Keberhasilan dalam pengelolaan terumbu karang tidak lepas dari faktor
manajemen dan strategi yang diterapkan dalam pengelolaan. Untuk mengetahui
strategi yang paling tepat dalam pengelolaan maka sudah dilakukan analisis
berbagai pihak (stakeholders) yang pengaruhnya sangat kuat sebagai pengendali
kebijakan. Hasil penelitian menunjukkan berbagai pihak yang pengaruhnya sangat
menentukan adalah:
1) Balai Taman Nasional Kepulauan Seribu
2) Suku Dinas Ketahanan Pangan, Kelautan dan Perikanan Kabupaten
Administratif Kepulauan Seribu
3) Kementerian Kelautan dan Perikanan (Dirjen Pengembangan Pulau-pulau
Kecil
4) Kementerian Lingkungan Hidup dan Kehutanan (ASDEP Pengendalian
Pencemaran Laut dan Pesisir)
Berdasarkan hasil analisis AWOT, maka berikut adalah strategi prioritas
yang harus diterapkan di masing-masing wilayah:
1) Wilayah Selatan, strategi prioritas yang harus diterapkan adalah pengelolaan
sampah berbasis masyarakat dengan skor 45,1%
2) Untuk wilayah Tengah strategi prioritas terpilih adalah pemberdayaan
kelompok pelaksana menjadi kelompok pengawas dalam pengelolaan terumbu
karang dengan skor sebesar 42,7%.
3) Wilayah Utara strategi prioritas mengalami permasalahan yang berbeda
dengan wilayah Selatan, yang terpilih adalah membentuk co-management
bekerjasama dengan pihak swasta dengan skor sebesar 57,7%
Berdasarkan hasil pemodelan dinamik menggunakan perangkat lunak
Vensim yang dijalankan selama 100 tahun, maka hasil prediksi kondisi terumbu
karang adalah sebagai berikut:
1) Wilayah Selatan, tanpa dilakukan strategi, maka tutupan terumbu karang akan
terus menurun sampai mencapai 80% dari kondisi sekarang, sedangkan
dengan menerapkan strategi prioritas terpilih, tutupan terumbu karang akan
terus meningkat sampai mencapai 90%. Strategi lainnya dapat meningkatkan
tutupan terumbu karang pada kisaran 10-20%.
2) Wilayah Tengah, tanpa dilakukan strategi, maka tutupan terumbu karang akan
terus menurun sampai mencapai 80% dari kondisi sekarang, sedangkan
dengan menerapkan strategi prioritas terpilih, tutupan terumbu karang akan
terus meningkat sampai mencapai 90% dari kondisi saat ini. Strategi lainnya
dapat meningkatkan tutupan terumbu karang pada kisaran 30-60%.
3) Wilayah Utara, tanpa dilakukan strategi, maka tutupan terumbu karang akan
terus menurun sampai mencapai 5% dari kondisi sekarang, sedangkan dengan
menerapkan strategi prioritas terpilih, tutupan terumbu karang akan terus
meningkat sampai mencapai 40%. Strategi lainnya dapat meningkatkan
tutupan terumbu karang pada kisaran 6-15%.

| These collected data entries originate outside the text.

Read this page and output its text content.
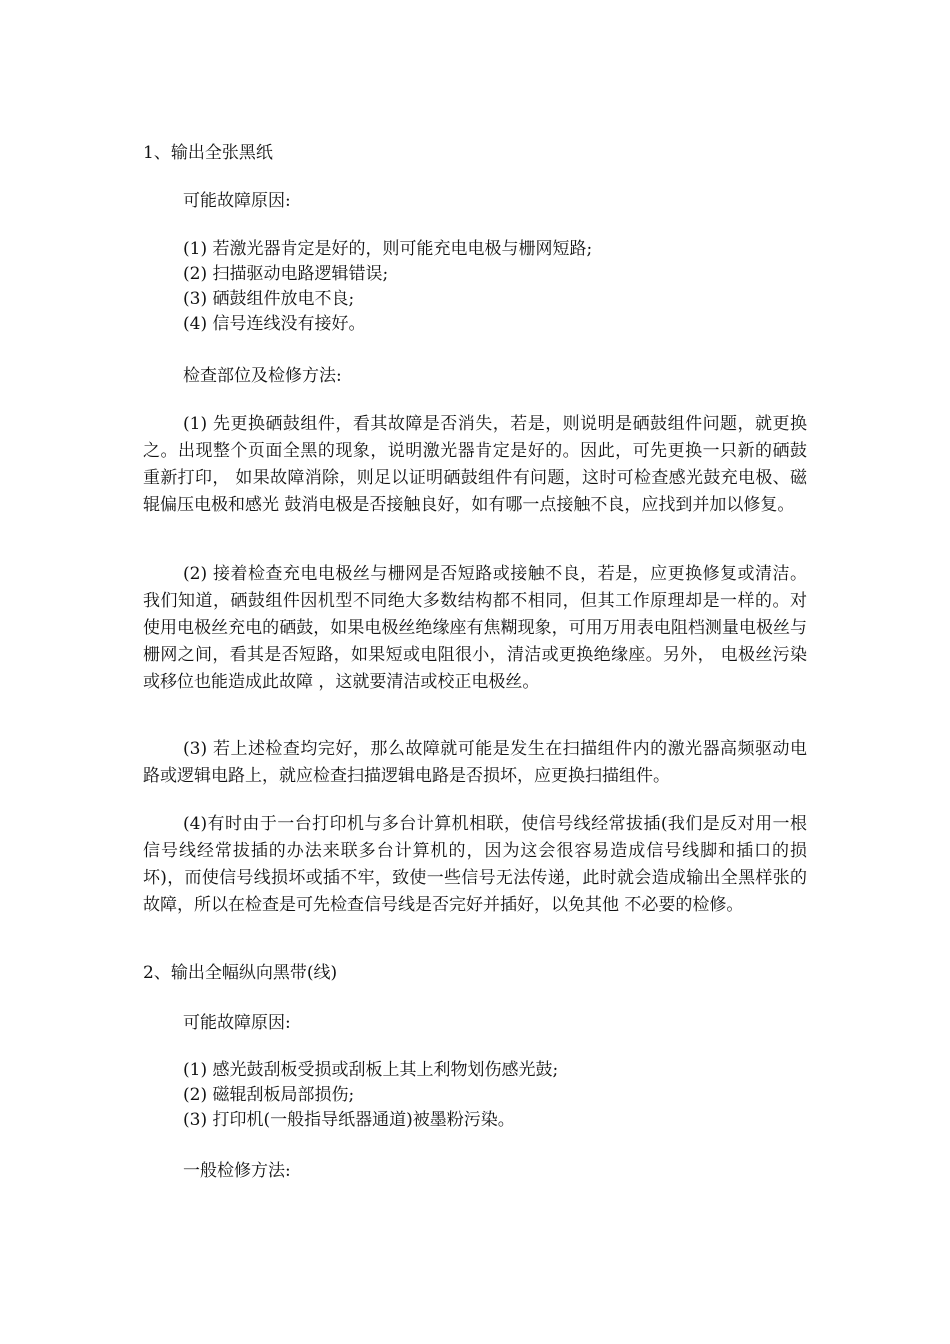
1、输出全张黑纸
可能故障原因:
(1) 若激光器肯定是好的，则可能充电电极与栅网短路;
(2) 扫描驱动电路逻辑错误;
(3) 硒鼓组件放电不良;
(4) 信号连线没有接好。
检查部位及检修方法:

(1) 先更换硒鼓组件，看其故障是否消失，若是，则说明是硒鼓组件问题，就更换之。出现整个页面全黑的现象，说明激光器肯定是好的。因此，可先更换一只新的硒鼓 重新打印， 如果故障消除，则足以证明硒鼓组件有问题，这时可检查感光鼓充电极、磁辊偏压电极和感光 鼓消电极是否接触良好，如有哪一点接触不良，应找到并加以修复。

(2) 接着检查充电电极丝与栅网是否短路或接触不良，若是，应更换修复或清洁。我们知道，硒鼓组件因机型不同绝大多数结构都不相同，但其工作原理却是一样的。对 使用电极丝充电的硒鼓，如果电极丝绝缘座有焦糊现象，可用万用表电阻档测量电极丝与栅网之间，看其是否短路，如果短或电阻很小，清洁或更换绝缘座。另外， 电极丝污染或移位也能造成此故障 ，这就要清洁或校正电极丝。

(3) 若上述检查均完好，那么故障就可能是发生在扫描组件内的激光器高频驱动电路或逻辑电路上，就应检查扫描逻辑电路是否损坏，应更换扫描组件。

(4)有时由于一台打印机与多台计算机相联，使信号线经常拔插(我们是反对用一根信号线经常拔插的办法来联多台计算机的，因为这会很容易造成信号线脚和插口的损坏)，而使信号线损坏或插不牢，致使一些信号无法传递，此时就会造成输出全黑样张的故障，所以在检查是可先检查信号线是否完好并插好，以免其他 不必要的检修。

2、输出全幅纵向黑带(线)
可能故障原因:
(1) 感光鼓刮板受损或刮板上其上利物划伤感光鼓;
(2) 磁辊刮板局部损伤;
(3) 打印机(一般指导纸器通道)被墨粉污染。
一般检修方法:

4) Tanpa melakukan strategi baru, tutupan terumbu karang wilayah Tengah
paling cepat mengalami penurunan, sedangkan dengan menerapkan strategi
baru yang terpilih berdasarkan analisis AWOT, maka wilayah Tengah paling
cepat mengalami perbaikan. Dengan demikian wilayah Tengah harus
dijadikan prioritas dalam melakukan pemulihan dan mempertahankan
keberlanjutan ekosistem terumbu karang.